No había llegado aún el momento en ese tiempo
aunque todo se estaba conjuntando según un plan escrupuloso:
Sucedían trígonos y cuadraturas evidentes en las cartas.
Hubo un hombre casi consumido en sí mismo anunciando
la inminencia de lo que habría de suceder y sus ojos
tan acostumbrados a la tiniebla de la cueva parecían vibrar.
Dictaban los arcanos sentencias irrevocables presintiendo
tu llegada en cruces celtas. En tiradas repetidas un naipe
destacaba entre todos los demás tendiendo alfombras
terciopelos y flores a tu paso, rindiendo espadas y honores.

Veían los magos griegos signos inequívocos en las entrañas de halcón
Leían los gitanos líneas rectas y profundas en las palmas de las manos
Coincidían los oráculos de los rincones de la Tierra en una sola cosa:
La que ha de venir ha anunciado su llegada en estos días

Estad preparados.

En Catemaco, en las colinas que van hacia poniente, Don Pablito extrajo un listón azul celeste del vaso con agua bendita en el que había abierto el huevo fresco de gallina. Había insistido mucho en que fuera un huevo de esa misma mañana, de granja. Traído por niña aún sin sangrar  y sin tocar por nadie más. Bajo ningún pretexto un huevo de supermercado. Al momento de romperlo en el vaso, la cinta traía prendidos tres alfileres de cabeza negra. La yema, de un amarillo opaco, no se rompió. No había burbujas. Había hecho trampa mil veces, sobre todo a los gringos que pagaban hasta quinientos dólares por una limpia para ese aura azul oscuro que traen todos. Chinga su madre con los gringos jijos de su maiz. Pero no hoy. En diez lustros nunca había dicho una palabra más alta que otra, pero ahora se le escapó una exclamación propia de encontrar algo insólito donde no debiera estar, donde nunca fuera visto antes.: ¡Ah, qué de la chingada!. Acto seguido se santiguó tres veces y arrojó un puñado de sal gorda a la fogata que crepitó con diminutas protestas azules. Arcángel Gabriel, Luz de Jehudiel, Espada Barachiel, protección pido. Despidió con premura a los presentes. Cuídensen; mañana, con el amanecer, la tierra va moverse mucho.
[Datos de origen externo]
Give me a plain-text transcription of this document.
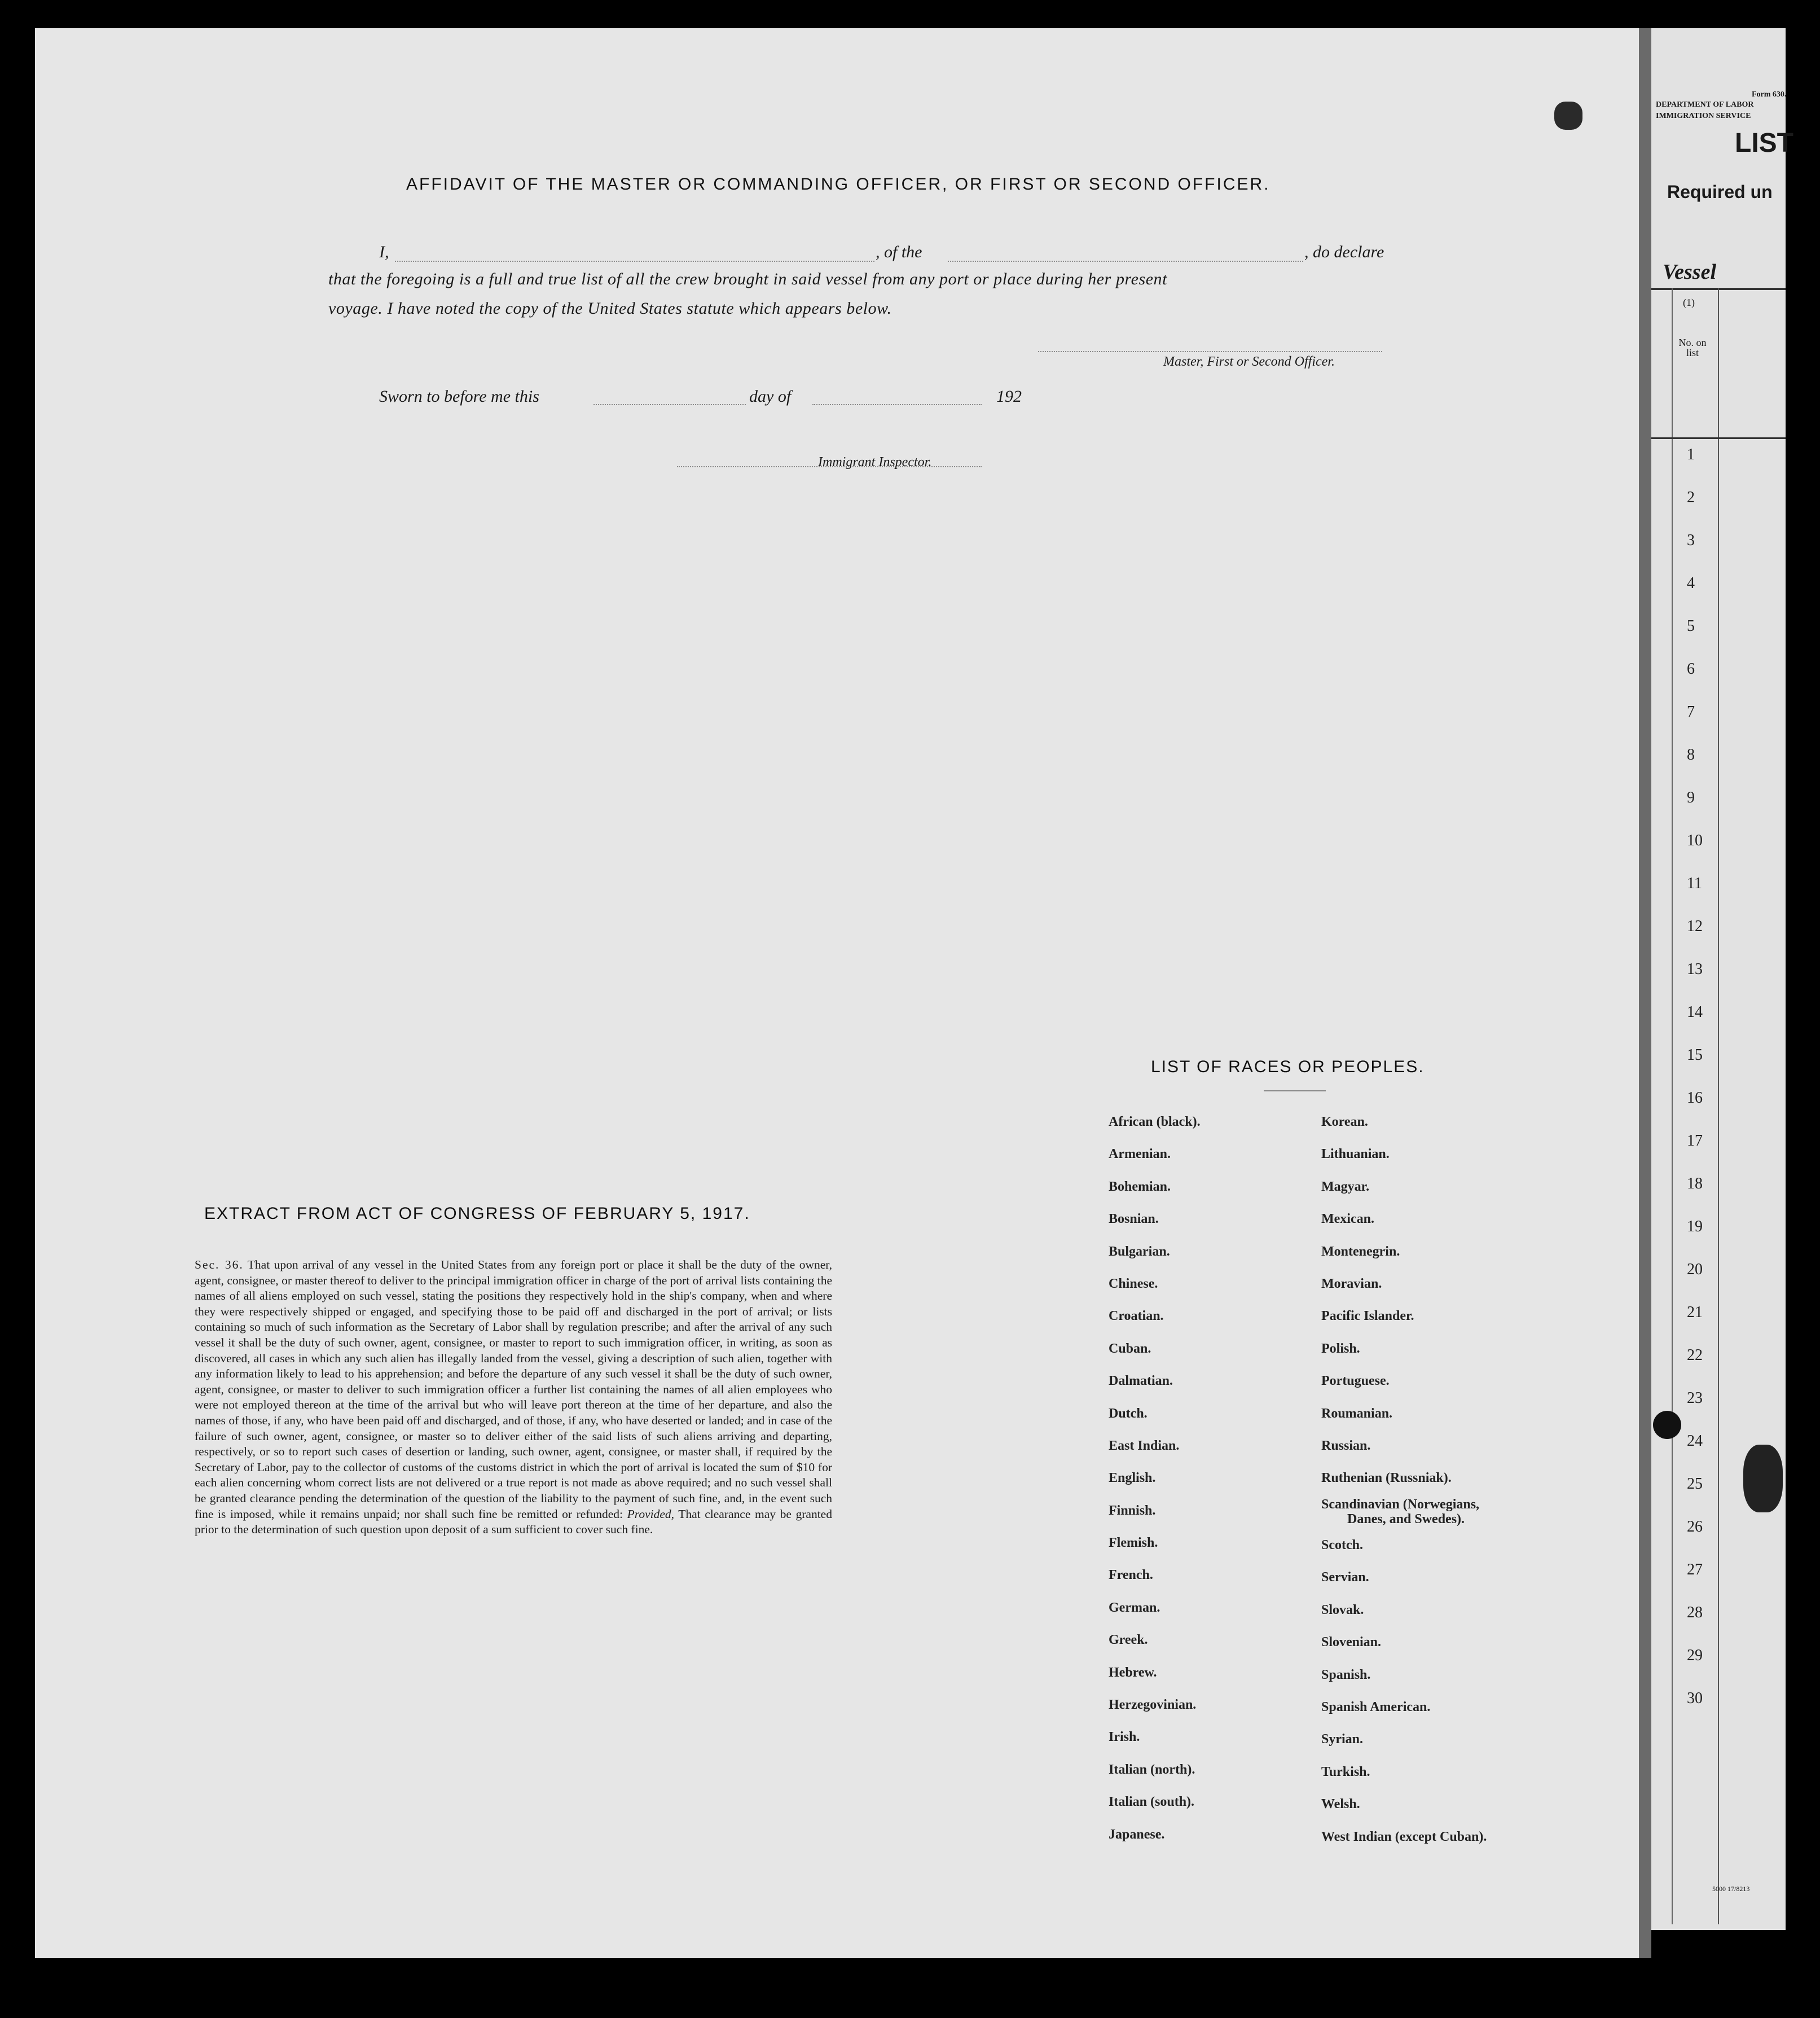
AFFIDAVIT OF THE MASTER OR COMMANDING OFFICER, OR FIRST OR SECOND OFFICER.
I,	, of the	, do declare
that the foregoing is a full and true list of all the crew brought in said vessel from any port or place during her present
voyage. I have noted the copy of the United States statute which appears below.
Master, First or Second Officer.
Sworn to before me this	day of	192
Immigrant Inspector.
EXTRACT FROM ACT OF CONGRESS OF FEBRUARY 5, 1917.
Sec. 36. That upon arrival of any vessel in the United States from any foreign port or place it shall be the duty of the owner, agent, consignee, or master thereof to deliver to the principal immigration officer in charge of the port of arrival lists containing the names of all aliens employed on such vessel, stating the positions they respectively hold in the ship's company, when and where they were respectively shipped or engaged, and specifying those to be paid off and discharged in the port of arrival; or lists containing so much of such information as the Secretary of Labor shall by regulation prescribe; and after the arrival of any such vessel it shall be the duty of such owner, agent, consignee, or master to report to such immigration officer, in writing, as soon as discovered, all cases in which any such alien has illegally landed from the vessel, giving a description of such alien, together with any information likely to lead to his apprehension; and before the departure of any such vessel it shall be the duty of such owner, agent, consignee, or master to deliver to such immigration officer a further list containing the names of all alien employees who were not employed thereon at the time of the arrival but who will leave port thereon at the time of her departure, and also the names of those, if any, who have been paid off and discharged, and of those, if any, who have deserted or landed; and in case of the failure of such owner, agent, consignee, or master so to deliver either of the said lists of such aliens arriving and departing, respectively, or so to report such cases of desertion or landing, such owner, agent, consignee, or master shall, if required by the Secretary of Labor, pay to the collector of customs of the customs district in which the port of arrival is located the sum of $10 for each alien concerning whom correct lists are not delivered or a true report is not made as above required; and no such vessel shall be granted clearance pending the determination of the question of the liability to the payment of such fine, and, in the event such fine is imposed, while it remains unpaid; nor shall such fine be remitted or refunded: Provided, That clearance may be granted prior to the determination of such question upon deposit of a sum sufficient to cover such fine.
LIST OF RACES OR PEOPLES.
African (black).
Armenian.
Bohemian.
Bosnian.
Bulgarian.
Chinese.
Croatian.
Cuban.
Dalmatian.
Dutch.
East Indian.
English.
Finnish.
Flemish.
French.
German.
Greek.
Hebrew.
Herzegovinian.
Irish.
Italian (north).
Italian (south).
Japanese.
Korean.
Lithuanian.
Magyar.
Mexican.
Montenegrin.
Moravian.
Pacific Islander.
Polish.
Portuguese.
Roumanian.
Russian.
Ruthenian (Russniak).
Scandinavian (Norwegians,
Danes, and Swedes).
Scotch.
Servian.
Slovak.
Slovenian.
Spanish.
Spanish American.
Syrian.
Turkish.
Welsh.
West Indian (except Cuban).
Form 630.
DEPARTMENT OF LABOR
IMMIGRATION SERVICE
LIST
Required un
Vessel
(1)
No. on list
5000 17/8213
1
2
3
4
5
6
7
8
9
10
11
12
13
14
15
16
17
18
19
20
21
22
23
24
25
26
27
28
29
30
Antes de convulsionarse en el suelo de tierra de la cabaña de lámina, la única Babalao de Cité Soleil, en las afueras más dolorosas de Port au Prince, había escupido sangre. Primero dio grandes caladas al enorme habano para hacer humo blanco. Luego bebió un trago de aguardiante y otro más que conservó en la boca mientras le quemaba las encías. Arrojó el eyero-sun sobre la ifa y realizó unos trazos con un cuerno. Los dieciséis cocos estaban alineados y las once niñas vírgenes no paraban de dar vueltas sobre sus propios pies hasta que los ojos se les perdían en el infinito. Tenía ochenta y nueve años y presentía algo terrible. Siempre había rogado morir en paz en su cama, de puro vieja, acabadas las ganas de vivir y sin sorpresas. Pero súbitamente comprendió que aún permanecería en este mundo lo suficiente como para presenciar algo apocalíptico y repugnante. Yashoma tocó el suelo con un golpe seco sin que alcanzaran a sujetarla. Ni entre cuatro podían detener las sacudidas. Tenía la lengua mordida y apenas se le entendían las palabras: Olodumare, Ibeji, Yemayá.